Dan Nuh berseru kepada Tuhannya sambil berkata: “Ya Tuhanku, sesungguhnya anakku, termasuk keluargaku, dan sesungguhnya janji Engkau itulah yang benar. Dan Engkau adalah Hakim yang seadil-adilnya.” Allah berfirman: “Hai Nuh, sesungguhnya dia bukanlah termasuk keluargamu (yang dijanjikan akan diselamatkan), sesungguhnya (perbuatannya) perbuatan yang tidak baik. Sebab itu janganlah kamu memohon kepada-Ku sesuatu yang kamu tidak mengetahui (hakikat) nya. Sesungguhnya Aku memperingatkan kepadamu supaya kamu jangan termasuk orang-orang yang tidak berpengetahuan.” Nuh berkata: “Ya Tuhanku, sesungguhnya aku berlindung kepada Engkau dari memohon kepada Engkau sesuatu yang aku tiada mengetahui (hakikat) nya. Dan sekiranya Engkau tidak memberi ampun kepadaku, dan (tidak) menaruh belas kasihan kepadaku, niscaya aku akan termasuk orang-orang yang merugi.” [QS. Huud : 45-47].

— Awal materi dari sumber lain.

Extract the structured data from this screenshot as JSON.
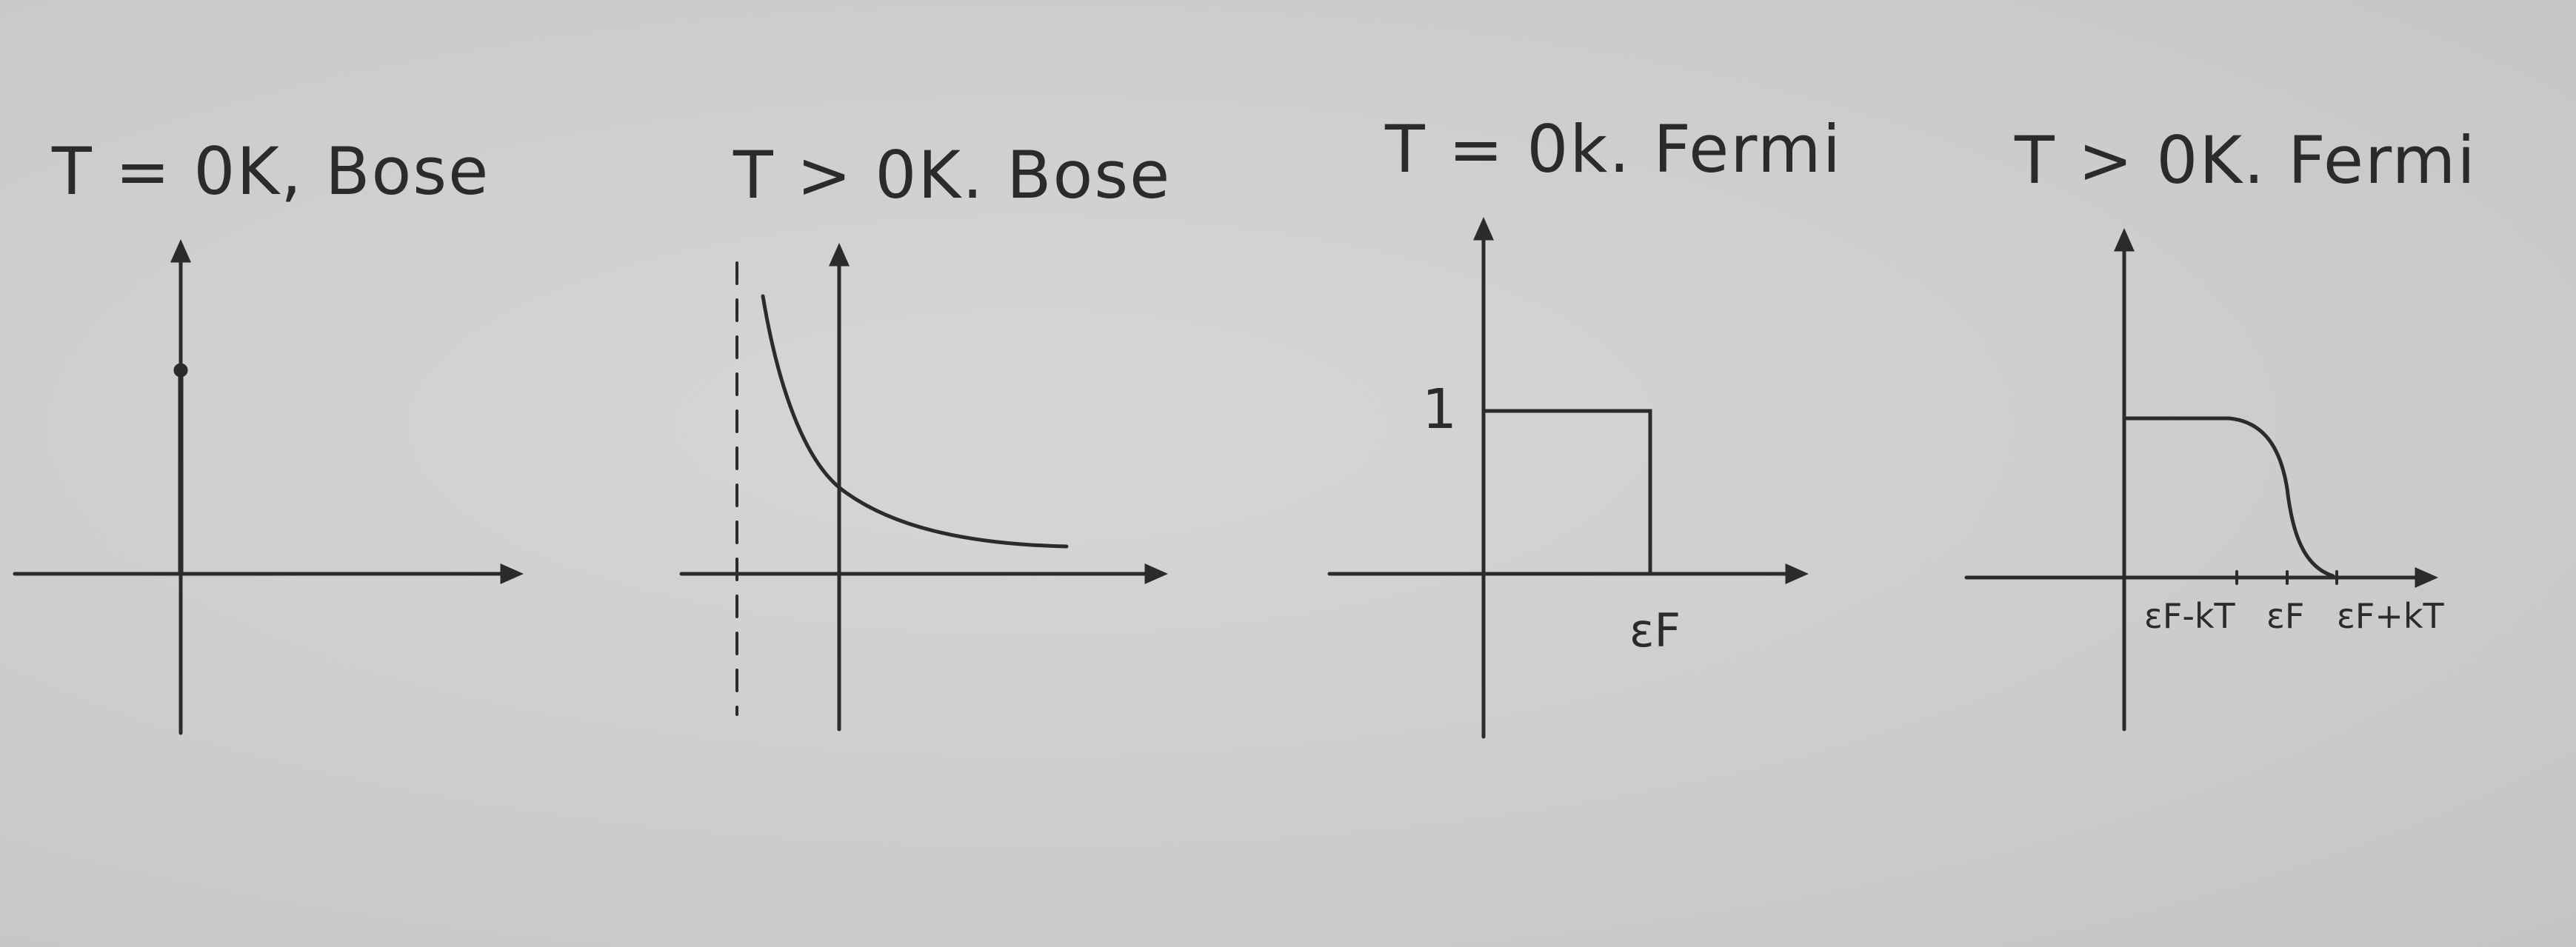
{
  "panels": [
    {
      "id": "bose-zero",
      "title": "T = 0K, Bose"
    },
    {
      "id": "bose-positive",
      "title": "T > 0K. Bose"
    },
    {
      "id": "fermi-zero",
      "title": "T = 0k. Fermi",
      "y_tick_label": "1",
      "x_tick_label": "εF"
    },
    {
      "id": "fermi-positive",
      "title": "T > 0K. Fermi",
      "x_tick_labels": [
        "εF-kT",
        "εF",
        "εF+kT"
      ]
    }
  ],
  "colors": {
    "ink": "#2b2b2b",
    "paper": "#d3d1cf"
  }
}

وَذَا النُّونِ إِذْ ذَهَبَ مُغَاضِبًا فَظَنَّ أَنْ لَنْ نَقْدِرَ عَلَيْهِ فَنَادَى فِي الظُّلُمَاتِ أَنْ لا إِلَهَ إِلا أَنْتَ سُبْحَانَكَ إِنِّي كُنْتُ مِنَ الظَّالِمِينَ * فَاسْتَجَبْنَا لَهُ وَنَجَّيْنَاهُ مِنَ الْغَمِّ وَكَذَلِكَ نُنْجِي الْمُؤْمِنِينَ
“Dan (ingatlah kisah) Dzun-Nun (Yunus), ketika ia pergi dalam keadaan marah, lalu ia menyangka bahwa Kami tidak akan mempersempitnya (menyulitkannya), maka ia menyeru dalam keadaan yang sangat gelap: “Bahwa tidak ada Tuhan (yang berhak disembah) selain Engkau. Maha Suci Engkau, sesungguhnya aku adalah termasuk orang-orang yang zalim.” Maka Kami telah memperkenankan doanya dan menyelamatkannya daripada kedukaan. Dan demikianlah Kami selamatkan orang-orang yang beriman” [QS. Al-Anbiyaa’ : 87-88].

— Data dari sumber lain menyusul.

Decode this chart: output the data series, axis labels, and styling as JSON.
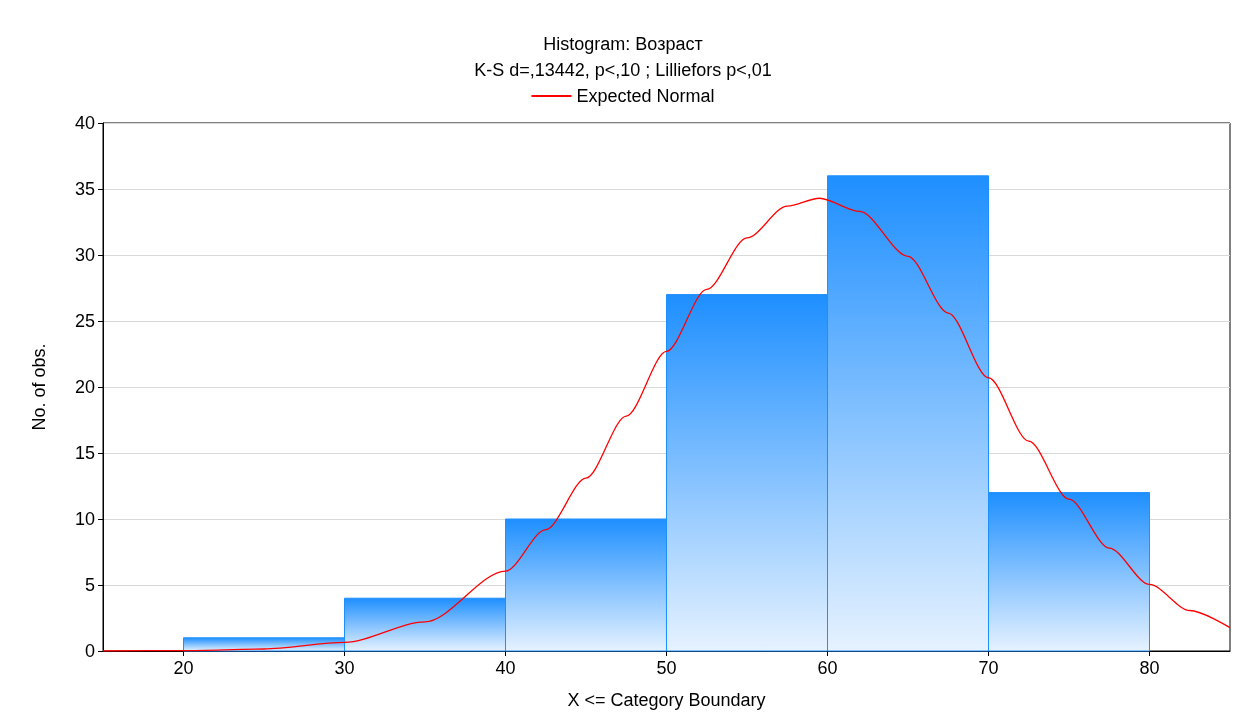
{
  "chart_data": {
    "type": "histogram",
    "title": "Histogram: Возраст",
    "subtitle": "K-S d=,13442, p<,10 ; Lilliefors p<,01",
    "xlabel": "X <= Category Boundary",
    "ylabel": "No. of obs.",
    "bins": [
      20,
      30,
      40,
      50,
      60,
      70,
      80
    ],
    "values": [
      1,
      4,
      10,
      27,
      36,
      12
    ],
    "color": "#1e8fff",
    "series": [
      {
        "type": "line",
        "name": "Expected Normal",
        "color": "#ff0000",
        "x": [
          15,
          20,
          25,
          30,
          35,
          40,
          42.5,
          45,
          47.5,
          50,
          52.5,
          55,
          57.5,
          59.5,
          62,
          65,
          67.5,
          70,
          72.5,
          75,
          77.5,
          80,
          82.5,
          85
        ],
        "values": [
          0,
          0.03,
          0.15,
          0.65,
          2.2,
          6.05,
          9.2,
          13.1,
          17.8,
          22.7,
          27.4,
          31.3,
          33.7,
          34.3,
          33.3,
          29.9,
          25.6,
          20.7,
          15.9,
          11.5,
          7.8,
          5.04,
          3.07,
          1.77
        ]
      }
    ],
    "xlim": [
      15,
      85
    ],
    "xticks": [
      20,
      30,
      40,
      50,
      60,
      70,
      80
    ],
    "ylim": [
      0,
      40
    ],
    "yticks": [
      0,
      5,
      10,
      15,
      20,
      25,
      30,
      35,
      40
    ],
    "grid": "y",
    "legend": "top",
    "line_style": "solid",
    "marker": "none"
  }
}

يَا أَيُّهَا النَّبِيُّ لِمَ تُحَرِّمُ مَا أَحَلَّ اللَّهُ لَكَ تَبْتَغِي مَرْضَاةَ أَزْوَاجِكَ وَاللَّهُ غَفُورٌ رَحِيمٌ
“Hai Nabi, mengapa kamu mengharamkan apa yang Allah menghalalkannya bagimu; kamu mencari kesenangan hati istri-istrimu? Dan Allah Maha Pengampun lagi Maha Penyayang” [QS. At-Tahriim : 1].
Kesalahan yang mereka (para Nabi dan Rasul) lakukan tidaklah mengurangi kedudukan mereka sebagai hamba-hamba Allah yang paling mulia dan mempunyai kedudukan tertinggi di sisi-Nya ta’ala. Karena salah satu kemuliaan yang diberikan oleh Allah kepada manusia adalah taubat dari dosa-dosa, sebagaimana firman Allah ta’ala :
إِنَّ اللَّهَ يُحِبُّ التَّوَّابِينَ وَيُحِبُّ الْمُتَطَهِّرِينَ
“Sesungguhnya Allah menyukai orang-orang yang taubat dan menyukai orang-orang yang menyucikan diri” [QS. Al-Baqarah : 222].

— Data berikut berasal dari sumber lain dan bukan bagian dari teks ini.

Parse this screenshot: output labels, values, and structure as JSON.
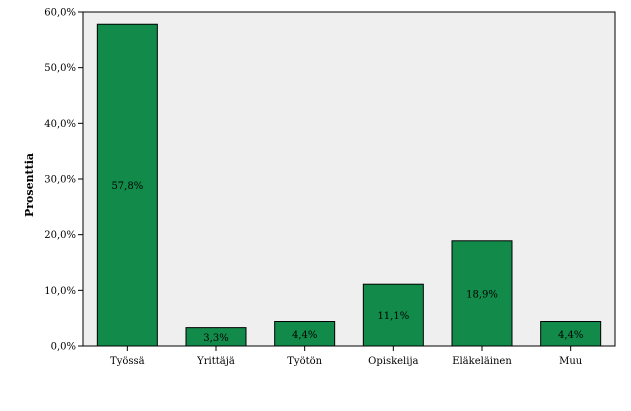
{
  "chart_data": {
    "type": "bar",
    "categories": [
      "Työssä",
      "Yrittäjä",
      "Työtön",
      "Opiskelija",
      "Eläkeläinen",
      "Muu"
    ],
    "values": [
      57.8,
      3.3,
      4.4,
      11.1,
      18.9,
      4.4
    ],
    "data_labels": [
      "57,8%",
      "3,3%",
      "4,4%",
      "11,1%",
      "18,9%",
      "4,4%"
    ],
    "ylabel": "Prosenttia",
    "ylim": [
      0,
      60
    ],
    "yticks": [
      0,
      10,
      20,
      30,
      40,
      50,
      60
    ],
    "ytick_labels": [
      "0,0%",
      "10,0%",
      "20,0%",
      "30,0%",
      "40,0%",
      "50,0%",
      "60,0%"
    ],
    "grid": false,
    "colors": {
      "bar_fill": "#118a4a",
      "bar_stroke": "#000000",
      "plot_background": "#efefef"
    }
  }
}
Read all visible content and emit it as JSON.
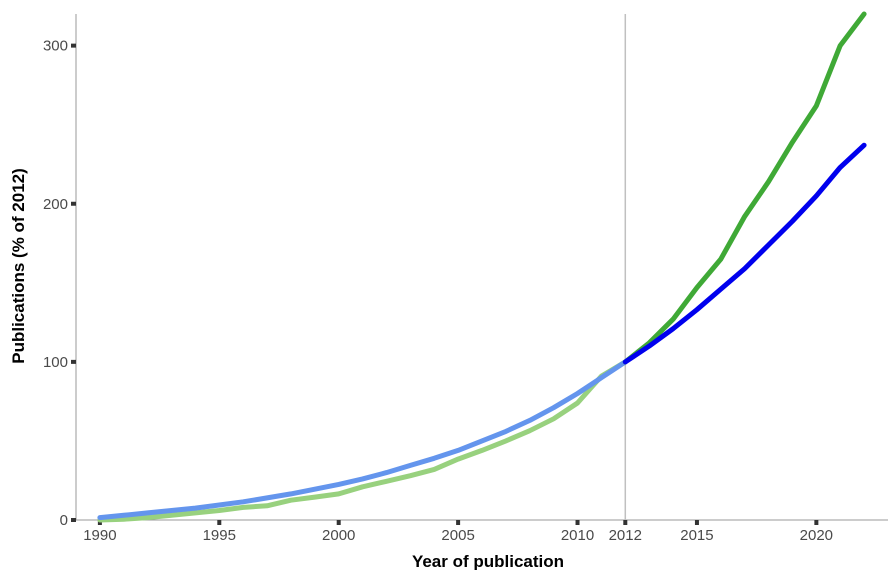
{
  "chart_data": {
    "type": "line",
    "xlabel": "Year of publication",
    "ylabel": "Publications (% of 2012)",
    "xlim": [
      1989,
      2023
    ],
    "ylim": [
      0,
      320
    ],
    "x_ticks": [
      1990,
      1995,
      2000,
      2005,
      2010,
      2012,
      2015,
      2020
    ],
    "y_ticks": [
      0,
      100,
      200,
      300
    ],
    "reference_line_x": 2012,
    "grid": false,
    "series": [
      {
        "color": "#98d17e",
        "x": [
          1990,
          1991,
          1992,
          1993,
          1994,
          1995,
          1996,
          1997,
          1998,
          1999,
          2000,
          2001,
          2002,
          2003,
          2004,
          2005,
          2006,
          2007,
          2008,
          2009,
          2010,
          2011,
          2012
        ],
        "values": [
          0,
          0.5,
          1.5,
          3,
          4.5,
          6,
          8,
          9,
          12.5,
          14.5,
          16.5,
          21,
          24.5,
          28,
          32,
          38.5,
          44,
          50,
          56.5,
          64,
          74,
          91,
          100
        ]
      },
      {
        "color": "#6495ed",
        "x": [
          1990,
          1991,
          1992,
          1993,
          1994,
          1995,
          1996,
          1997,
          1998,
          1999,
          2000,
          2001,
          2002,
          2003,
          2004,
          2005,
          2006,
          2007,
          2008,
          2009,
          2010,
          2011,
          2012
        ],
        "values": [
          1.5,
          3,
          4.5,
          6,
          7.5,
          9.5,
          11.5,
          14,
          16.5,
          19.5,
          22.5,
          26,
          30,
          34.5,
          39,
          44,
          50,
          56,
          63,
          71,
          80,
          90,
          100
        ]
      },
      {
        "color": "#3fa936",
        "x": [
          2012,
          2013,
          2014,
          2015,
          2016,
          2017,
          2018,
          2019,
          2020,
          2021,
          2022
        ],
        "values": [
          100,
          112,
          127,
          147,
          165,
          192,
          214,
          239,
          262,
          300,
          320
        ]
      },
      {
        "color": "#0000ee",
        "x": [
          2012,
          2013,
          2014,
          2015,
          2016,
          2017,
          2018,
          2019,
          2020,
          2021,
          2022
        ],
        "values": [
          100,
          110,
          121,
          133,
          146,
          159,
          174,
          189,
          205,
          223,
          237
        ]
      }
    ]
  }
}
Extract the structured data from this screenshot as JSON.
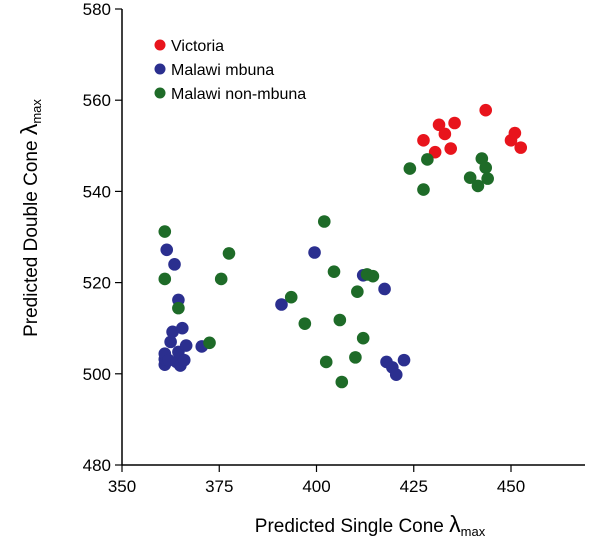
{
  "chart_data": {
    "type": "scatter",
    "xlabel": {
      "main": "Predicted Single Cone ",
      "symbol": "λ",
      "sub": "max"
    },
    "ylabel": {
      "main": "Predicted Double Cone ",
      "symbol": "λ",
      "sub": "max"
    },
    "xlim": [
      350,
      470
    ],
    "ylim": [
      480,
      580
    ],
    "xticks": [
      350,
      375,
      400,
      425,
      450
    ],
    "yticks": [
      480,
      500,
      520,
      540,
      560,
      580
    ],
    "legend_position": "top-left",
    "series": [
      {
        "name": "Victoria",
        "color": "#e8141c",
        "points": [
          [
            427.5,
            551.2
          ],
          [
            430.5,
            548.6
          ],
          [
            431.5,
            554.6
          ],
          [
            433,
            552.6
          ],
          [
            434.5,
            549.4
          ],
          [
            435.5,
            555.0
          ],
          [
            443.5,
            557.8
          ],
          [
            450,
            551.2
          ],
          [
            451,
            552.8
          ],
          [
            452.5,
            549.6
          ]
        ]
      },
      {
        "name": "Malawi mbuna",
        "color": "#2b2f8f",
        "points": [
          [
            361,
            502.0
          ],
          [
            361,
            503.2
          ],
          [
            361,
            504.4
          ],
          [
            361.5,
            527.2
          ],
          [
            362,
            503.0
          ],
          [
            362.5,
            507.0
          ],
          [
            363,
            509.2
          ],
          [
            363.5,
            524.0
          ],
          [
            364,
            502.6
          ],
          [
            364.5,
            504.8
          ],
          [
            364.5,
            516.2
          ],
          [
            365,
            501.8
          ],
          [
            365.5,
            510.0
          ],
          [
            366,
            503.0
          ],
          [
            366.5,
            506.2
          ],
          [
            370.5,
            506.0
          ],
          [
            391,
            515.2
          ],
          [
            399.5,
            526.6
          ],
          [
            412,
            521.6
          ],
          [
            417.5,
            518.6
          ],
          [
            418,
            502.6
          ],
          [
            419.5,
            501.4
          ],
          [
            420.5,
            499.8
          ],
          [
            422.5,
            503.0
          ]
        ]
      },
      {
        "name": "Malawi non-mbuna",
        "color": "#1e6b28",
        "points": [
          [
            361,
            531.2
          ],
          [
            361,
            520.8
          ],
          [
            364.5,
            514.4
          ],
          [
            372.5,
            506.8
          ],
          [
            375.5,
            520.8
          ],
          [
            377.5,
            526.4
          ],
          [
            393.5,
            516.8
          ],
          [
            397,
            511.0
          ],
          [
            402,
            533.4
          ],
          [
            402.5,
            502.6
          ],
          [
            404.5,
            522.4
          ],
          [
            406,
            511.8
          ],
          [
            406.5,
            498.2
          ],
          [
            410,
            503.6
          ],
          [
            410.5,
            518.0
          ],
          [
            412,
            507.8
          ],
          [
            413,
            521.8
          ],
          [
            414.5,
            521.4
          ],
          [
            424,
            545.0
          ],
          [
            427.5,
            540.4
          ],
          [
            428.5,
            547.0
          ],
          [
            439.5,
            543.0
          ],
          [
            441.5,
            541.2
          ],
          [
            442.5,
            547.2
          ],
          [
            443.5,
            545.2
          ],
          [
            444,
            542.8
          ]
        ]
      }
    ]
  }
}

Para Nabi dan Rasul ‘alaihimus-salaam adalah manusia terdepan dalam bertaubat kepada Allah ‘azza wa jalla.
Jika permasalahannya demikian, maka sungguh aneh jika ahlul-bait – dalam teologi Syi’ah – bisa bersih dari segala kesalahan (baik besar dan kecil) dan juga lupa. Apakah kedudukan mereka bisa lebih tinggi dari para Nabi dan Rasul ? Tanyakan saja pada rumput yang bergoyang…..
Pendalilan dengan hadits tsaqalain dalam riwayat Ahlus-Sunnah (sebagaimana telah disebutkan di awal tulisan) seringkali diarahkan (baik secara eksplisit maupun implisit) ke arah kemaksuman – untuk mendukung paham mereka. Dan mohon maaf sebesar-besarnya jika kita katakan pada mereka : Pendalilan Anda ngawur dan tidak nyambung. Bahkan dalil-dalil yang ada (tentu saja dalil yang termaktub dalam kitab Ahlus-Sunnah, bukan dari kitab Syi’ah) tidak ada yang menunjukkan kemaksuman imam-imam mereka. Beberapa hadits shahih telah mencatat sejumlah kekeliruan ijtihad dari penghulu imam mereka, yaitu ‘Aliy bin Abi Thaalib radliyallaahu ‘anhu. Saya akan sebut beberapa di antaranya :
‘Aliy bin Abi Thaalib radliyallaahu ‘anhu pernah keliru dalam ijtihadnya saat ia membakar satu kaum yang murtad dari Islam.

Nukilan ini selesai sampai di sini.